Kids in care suffer disproportionately from prenatal exposure to alcohol. But prospective parents say they are too often in the dark about what’s ahead of them. As Vanessa Hrvatin discovers, that can lead to heartbreaking outcomes. Illustration by Lola Landekic for National Post.


Adoption had always felt right to Tracy.

She had wanted to be a mother for as long as she could remember. But she had never felt the urge to be pregnant, and she knew many kids desperately needed a home. By 35, she had been married for a year, had settled into a three-bedroom house in a suburban community outside of Ottawa and she and her husband Eric had satisfying, stable careers.

They were ready.

At first, they looked into an international adoption — it seemed like the fastest way to build their family. But it proved more costly and less transparent than they hoped. And they soon learned that kids from the Eastern Bloc, where they had focused their attention, had high rates of prenatal alcohol exposure.

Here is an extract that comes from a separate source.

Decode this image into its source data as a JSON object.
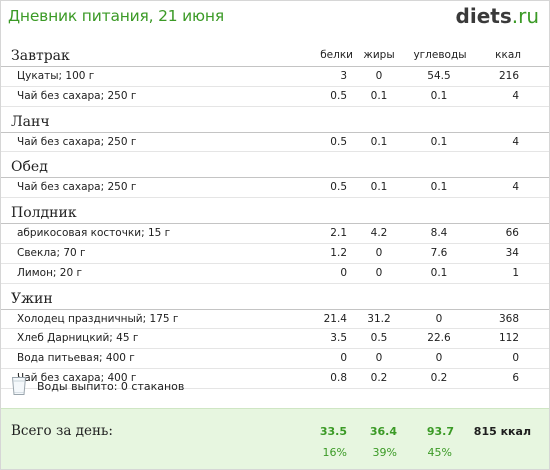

After about a year, they decided a domestic adoption would be a better fit. In late 2008, they underwent a home study and started the 27 hours of mandatory training. Another year later, when they finally were considered “adopt ready” by provincial standards, they met with a social worker from the Children’s Aid Society, who talked them through what the agency then called “zones of tolerance,” scenarios to help prospective parents assess which special needs they can — and can’t — handle.

It was “challenging and upsetting,” Tracy recalls — a frank discussion of parenting on a “different level.”

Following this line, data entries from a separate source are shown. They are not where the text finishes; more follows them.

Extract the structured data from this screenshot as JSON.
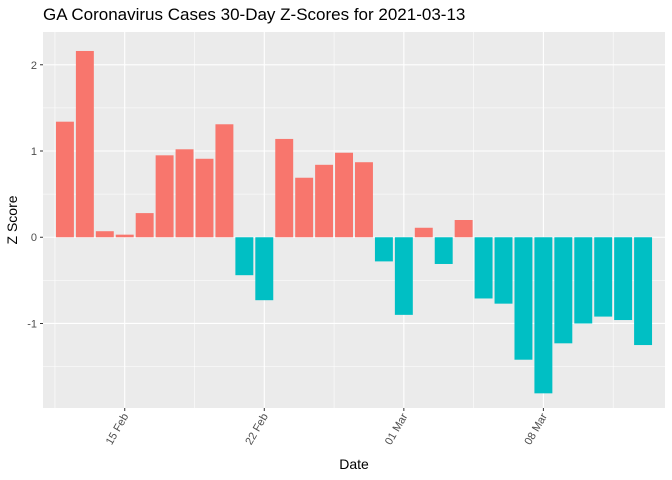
{
  "chart_data": {
    "type": "bar",
    "title": "GA Coronavirus Cases 30-Day Z-Scores for 2021-03-13",
    "xlabel": "Date",
    "ylabel": "Z Score",
    "ylim": [
      -1.98,
      2.38
    ],
    "x_tick_labels": [
      "15 Feb",
      "22 Feb",
      "01 Mar",
      "08 Mar"
    ],
    "y_tick_labels": [
      "-1",
      "0",
      "1",
      "2"
    ],
    "grid": true,
    "colors": {
      "positive": "#F8766D",
      "negative": "#00BFC4",
      "panel": "#EBEBEB",
      "grid": "#FFFFFF"
    },
    "categories": [
      "2021-02-12",
      "2021-02-13",
      "2021-02-14",
      "2021-02-15",
      "2021-02-16",
      "2021-02-17",
      "2021-02-18",
      "2021-02-19",
      "2021-02-20",
      "2021-02-21",
      "2021-02-22",
      "2021-02-23",
      "2021-02-24",
      "2021-02-25",
      "2021-02-26",
      "2021-02-27",
      "2021-02-28",
      "2021-03-01",
      "2021-03-02",
      "2021-03-03",
      "2021-03-04",
      "2021-03-05",
      "2021-03-06",
      "2021-03-07",
      "2021-03-08",
      "2021-03-09",
      "2021-03-10",
      "2021-03-11",
      "2021-03-12",
      "2021-03-13"
    ],
    "values": [
      1.34,
      2.16,
      0.07,
      0.03,
      0.28,
      0.95,
      1.02,
      0.91,
      1.31,
      -0.44,
      -0.73,
      1.14,
      0.69,
      0.84,
      0.98,
      0.87,
      -0.28,
      -0.9,
      0.11,
      -0.31,
      0.2,
      -0.71,
      -0.77,
      -1.42,
      -1.81,
      -1.23,
      -1.0,
      -0.92,
      -0.96,
      -1.25
    ]
  }
}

“Your mind immediately goes to what these kids have lived with,” she says. “I remember going down the list and thinking ‘God, how could someone even ask that?’ ”

Tracy and her husband agreed they were equipped to adopt a child with a history of mental illness, abuse or drug exposure. But they admitted that they did not feel prepared to take on a child who needed around the clock medical care. Tracy says they also made it clear that a child with Fetal Alcohol Spectrum Disorder “was probably more than what we could handle.”

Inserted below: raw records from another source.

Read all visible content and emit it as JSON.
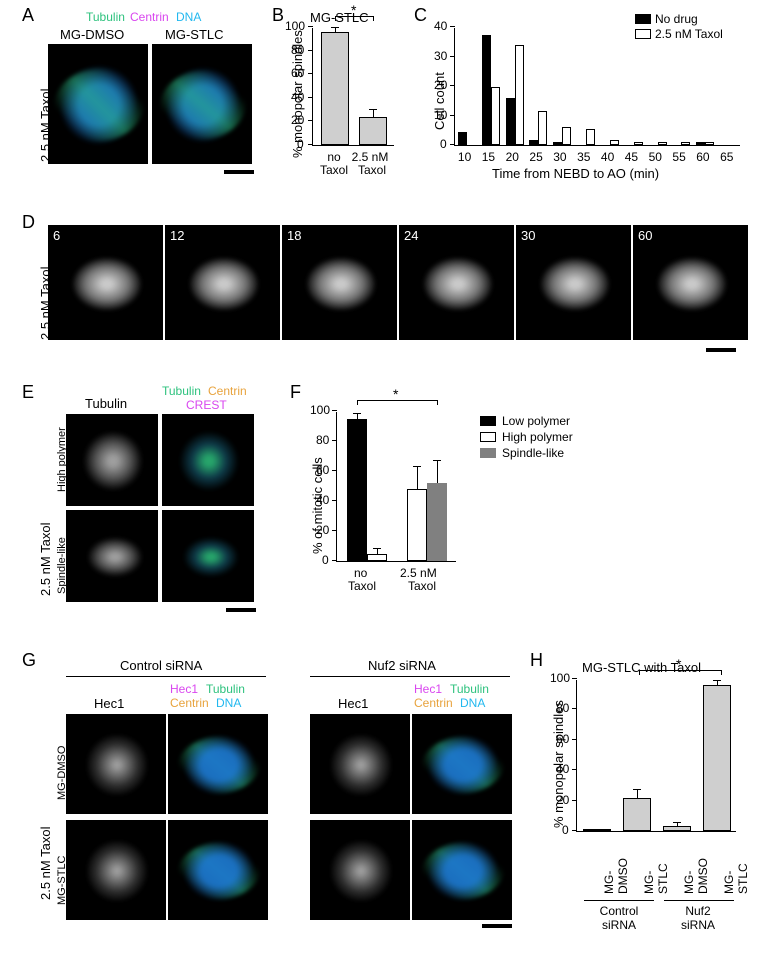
{
  "panelA": {
    "label": "A",
    "channels": [
      {
        "text": "Tubulin",
        "color": "#2ec27e"
      },
      {
        "text": "Centrin",
        "color": "#d946ef"
      },
      {
        "text": "DNA",
        "color": "#22b8ef"
      }
    ],
    "side_label": "2.5 nM Taxol",
    "cols": [
      "MG-DMSO",
      "MG-STLC"
    ]
  },
  "panelB": {
    "label": "B",
    "title": "MG-STLC",
    "ylabel": "% monopolar spindles",
    "yticks": [
      0,
      20,
      40,
      60,
      80,
      100
    ],
    "bars": [
      {
        "label_top": "no",
        "label_bot": "Taxol",
        "value": 96,
        "err_up": 3,
        "fill": "#cfcfcf"
      },
      {
        "label_top": "2.5 nM",
        "label_bot": "Taxol",
        "value": 24,
        "err_up": 6,
        "fill": "#cfcfcf"
      }
    ],
    "sig": "*"
  },
  "panelC": {
    "label": "C",
    "ylabel": "Cell count",
    "xlabel": "Time from NEBD to AO (min)",
    "xticks": [
      10,
      15,
      20,
      25,
      30,
      35,
      40,
      45,
      50,
      55,
      60,
      65
    ],
    "yticks": [
      0,
      10,
      20,
      30,
      40
    ],
    "legend": [
      {
        "text": "No drug",
        "fill": "#000000"
      },
      {
        "text": "2.5 nM Taxol",
        "fill": "#ffffff",
        "stroke": "#000000"
      }
    ],
    "series": {
      "black": [
        5,
        42,
        18,
        2,
        1,
        0,
        0,
        0,
        0,
        0,
        1,
        0
      ],
      "white": [
        0,
        22,
        38,
        13,
        7,
        6,
        2,
        1,
        1,
        1,
        1,
        0
      ]
    }
  },
  "panelD": {
    "label": "D",
    "side_label": "2.5 nM Taxol",
    "timepoints": [
      "6",
      "12",
      "18",
      "24",
      "30",
      "60"
    ]
  },
  "panelE": {
    "label": "E",
    "side_label": "2.5 nM Taxol",
    "row_labels": [
      "High polymer",
      "Spindle-like"
    ],
    "col1_header": "Tubulin",
    "channels": [
      {
        "text": "Tubulin",
        "color": "#2ec27e"
      },
      {
        "text": "Centrin",
        "color": "#e8a33d"
      },
      {
        "text": "CREST",
        "color": "#d946ef"
      }
    ]
  },
  "panelF": {
    "label": "F",
    "ylabel": "% of mitotic cells",
    "yticks": [
      0,
      20,
      40,
      60,
      80,
      100
    ],
    "legend": [
      {
        "text": "Low polymer",
        "fill": "#000000"
      },
      {
        "text": "High polymer",
        "fill": "#ffffff",
        "stroke": "#000"
      },
      {
        "text": "Spindle-like",
        "fill": "#808080"
      }
    ],
    "groups": [
      {
        "label_top": "no",
        "label_bot": "Taxol",
        "vals": [
          {
            "v": 95,
            "e": 3,
            "f": "#000"
          },
          {
            "v": 5,
            "e": 3,
            "f": "#fff",
            "s": "#000"
          }
        ]
      },
      {
        "label_top": "2.5 nM",
        "label_bot": "Taxol",
        "vals": [
          {
            "v": 48,
            "e": 15,
            "f": "#fff",
            "s": "#000"
          },
          {
            "v": 52,
            "e": 15,
            "f": "#808080"
          }
        ]
      }
    ],
    "sig": "*"
  },
  "panelG": {
    "label": "G",
    "side_label": "2.5 nM Taxol",
    "row_labels": [
      "MG-DMSO",
      "MG-STLC"
    ],
    "group_headers": [
      "Control siRNA",
      "Nuf2 siRNA"
    ],
    "col1_header": "Hec1",
    "channels": [
      {
        "text": "Hec1",
        "color": "#d946ef"
      },
      {
        "text": "Tubulin",
        "color": "#2ec27e"
      },
      {
        "text": "Centrin",
        "color": "#e8a33d"
      },
      {
        "text": "DNA",
        "color": "#22b8ef"
      }
    ]
  },
  "panelH": {
    "label": "H",
    "title": "MG-STLC with Taxol",
    "ylabel": "% monopolar spindles",
    "yticks": [
      0,
      20,
      40,
      60,
      80,
      100
    ],
    "bars": [
      {
        "lab": "MG-\nDMSO",
        "v": 0,
        "e": 0,
        "f": "#cfcfcf"
      },
      {
        "lab": "MG-\nSTLC",
        "v": 22,
        "e": 5,
        "f": "#cfcfcf"
      },
      {
        "lab": "MG-\nDMSO",
        "v": 3,
        "e": 2,
        "f": "#cfcfcf"
      },
      {
        "lab": "MG-\nSTLC",
        "v": 96,
        "e": 3,
        "f": "#cfcfcf"
      }
    ],
    "group_labels": [
      "Control\nsiRNA",
      "Nuf2\nsiRNA"
    ],
    "sig": "*"
  }
}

Then, in the spring of 2010, more than three years since they started looking into adoption, the couple was paired with not one but two children — a four-year-old-boy and his seven-year-old half-sister. When the adoption was finalized, they were told their son’s birth mother had just had another baby boy in need of care as well. By Thanksgiving of 2011, Tracy had a family of five.

Given the circumstances, Tracy and Eric were aware that all three of their children had experienced trauma of some sort. They were told their eldest son probably had ADHD. But none of this explained why both he and his sister continued to struggle in school despite interventions such as modified math and reading programs and occupational therapy. Or why, by 2, their youngest son was missing critical milestones like walking and talking.

Tracy decided to join a number of adoptive-parent support groups to see if other families were having similar experiences. She also started reading more deeply on children who had experienced trauma, books that were filled with highlighter and sticky notes by the time she was through. One disorder came up again and again: FASD.

Tracy tried to push the possibility from her mind. It can’t be that, she thought to herself. Still, when she and Eric heard about an FASD training session in Hamilton, Ont., they scrambled to find childcare and made the five-hour trek.

“We sat in that room listening all day and left that afternoon feeling like we’d been run over by a truck,” says Tracy.

Soon after, the couple pursued diagnoses for all three children. Their daughter didn’t meet the criteria for FASD, but Tracy says both her boys have the facial features indicative of the disorder — small eye openings, a thin upper lip, and no groove between the nose and lips — as well as cognitive and sensory challenges. Her youngest son, now 8, still can’t read and needs to be supervised at all times because of his impulsivity and inability to understand cause and effect; her eldest son, 13, requires special breaks at school to keep him focused.

Tracy now works from home so she can manage the boys’ packed schedule of appointments, as well as meltdowns that can make getting ready for school a multi-hour process. Although less frequent now, she says meltdowns at school have also led to sometimes daily calls asking her to pick up the boys. In addition, she estimates that last year alone the cost of psychological counselling, medication and special programs for her three children added up to about $25,000.

“This isn’t a case of let’s just figure it out for another year or two,” she adds. There is no cure for FASD. “This is the rest of their lives. Whether either one of my sons could ever live independently is a different question — just from a pure life-skills perspective they will need incredible support around them as adults.”

Tracy and her family cannot be identified. Provincial law prohibits naming anyone involved in a child protection hearing. But the Ontario mother believes it is important to share her story — which she says is troublingly common among adoptive parents. As a board member for one large support group in the province, Tracy says she’s met dozens of families who were either completely unaware that their children had been prenatally exposed to alcohol or were ill prepared to raise a child with FASD.

In Canada, child welfare is a provincial responsibility and there is no national data on FASD among kids in care. But research published in 2014 on Alberta, Manitoba and Ontario found a prevalence rate three to four times higher than estimates for children in the general population. Broader research on child welfare systems across North America suggest the prevalence of FASD could be as high as 17 per cent.